Imagine.
Imagine being five years old and realising that the body you're born in, is not yours. Imagine living in it and hating yourself every minute that you look into the mirror. Imagine life as someone who is singled out at school, laughed at, named called, bullied and in then physically abused. Imagine not being able to confide in anyone about the confusion or the guilt of being different. Imagine not being able to explain it to yourself - how you feel, what is wrong or why do you feel like a stranger in your own skin.
When we began working on this particular episode - Sex Changed - it was a journey into the life of just one extraordinary individual: Naina Singh. A 16-year-old who had challenged the system and found acceptance as a trans-woman. A teenager, whose inspirational story of coming out as a transgender was unique because her school, her friends, her family and more importantly she herself began living her true life. Born a boy - Krishna; Naina never felt comfortable as a male and knew that she was a girl inside.
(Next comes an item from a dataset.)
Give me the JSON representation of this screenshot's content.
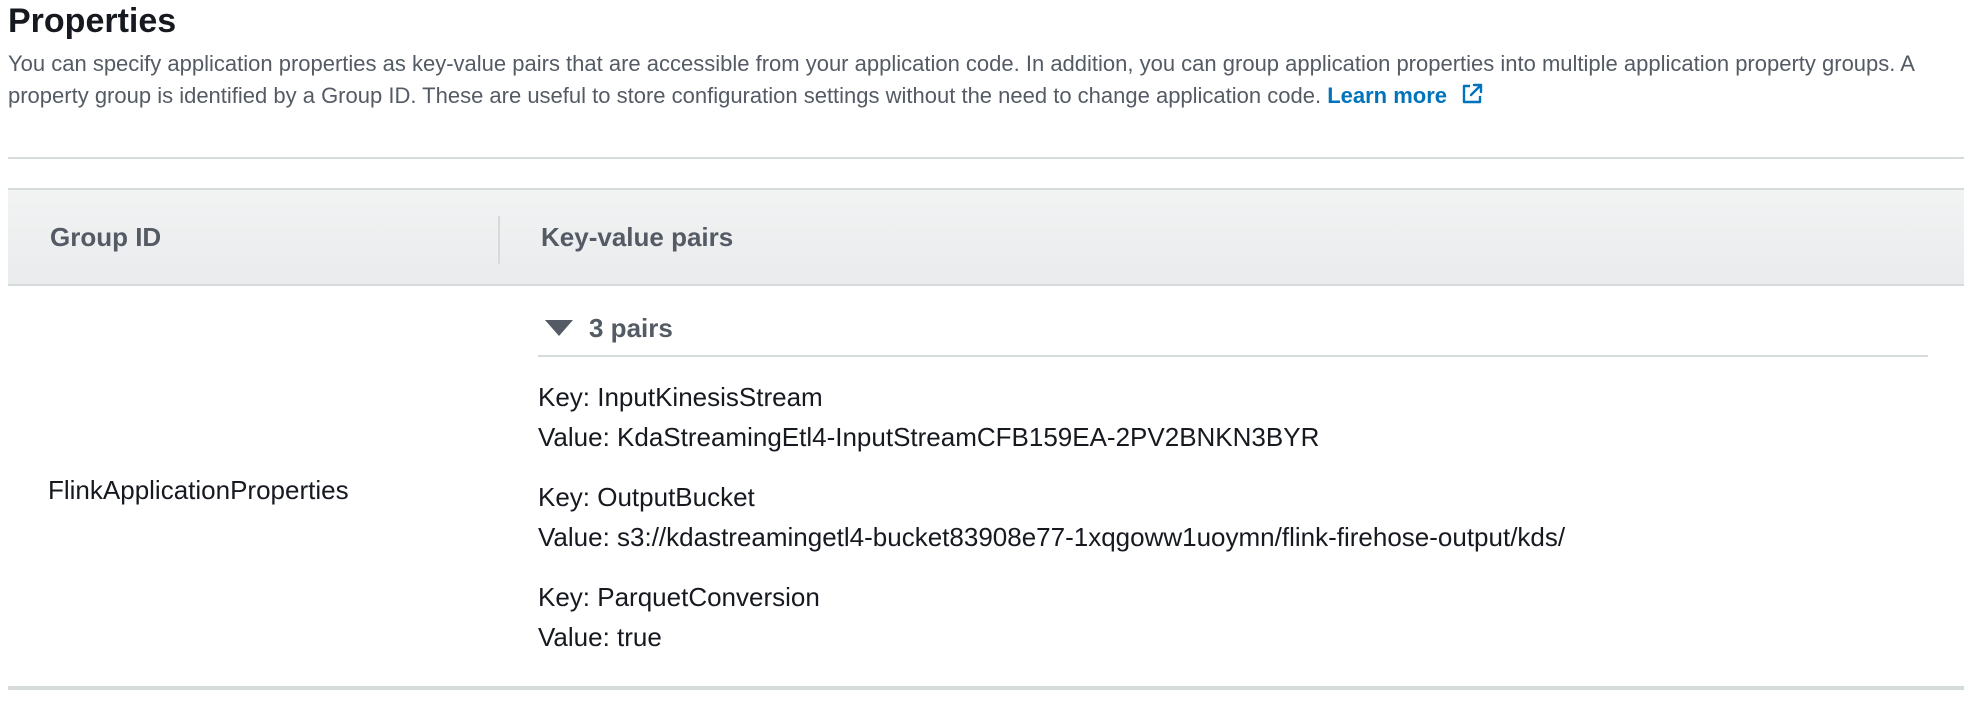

Her mother Mishi, struggled with her child's identity crisis for years, before being told by a doctor that she needed to accept her son as a daughter, else she would not have either to hold on to. Naina's journey to becoming a woman, is also her mother's journey.
Naina's story was unique and while filming it, we discovered another life-affirming story.
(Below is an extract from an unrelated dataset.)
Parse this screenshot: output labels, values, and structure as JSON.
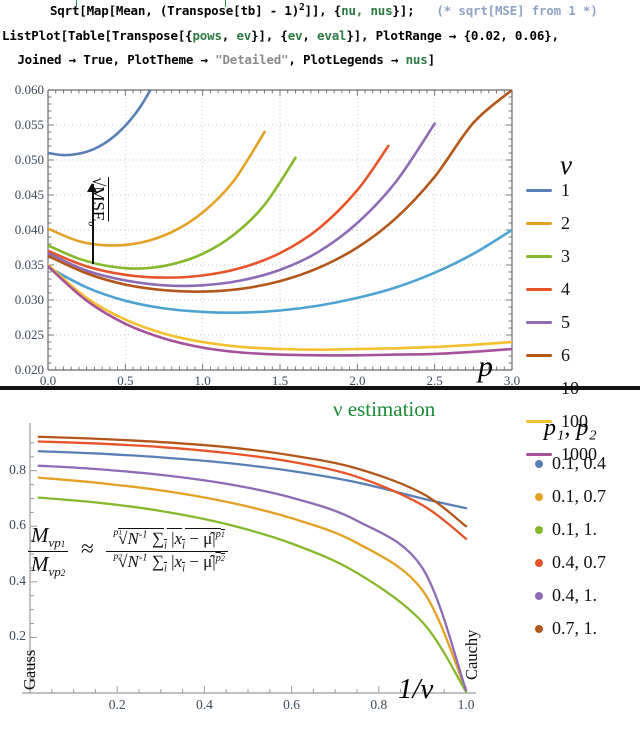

A 45-year-old woman who is in the middle of transitioning into a man. He requested us to keep his identity hidden, because his transition isn't complete yet. Living in NCR, he too had a similar journey. Only that he took a much longer path. He first came out as a lesbian and tried hard to find meaning in his desire for women. But it was only when he decided to become a man, and underwent his first surgery is when, he found true happiness. At one point we had to stop the interview because he was so overcome with emotion, while trying to explain the freedom he feels today - to be able to slip into a pair of swimming trunks and swim.
What is most remarkable about both these stories is the fact that both of these trans individuals allowed us to look into their lives and had a free-wheeling conversation about their trials and tribulations. They told us about the struggle to choose the gender they belonged to and the long road it took them to come to a point to be accepted for who they really are.
Sex Changed is the first part of a series on the LGBT community in India. In this three-part series we are trying to explore the specific challenges that the community faces and what does it mean to live in the 21st century India and yet be discriminated against.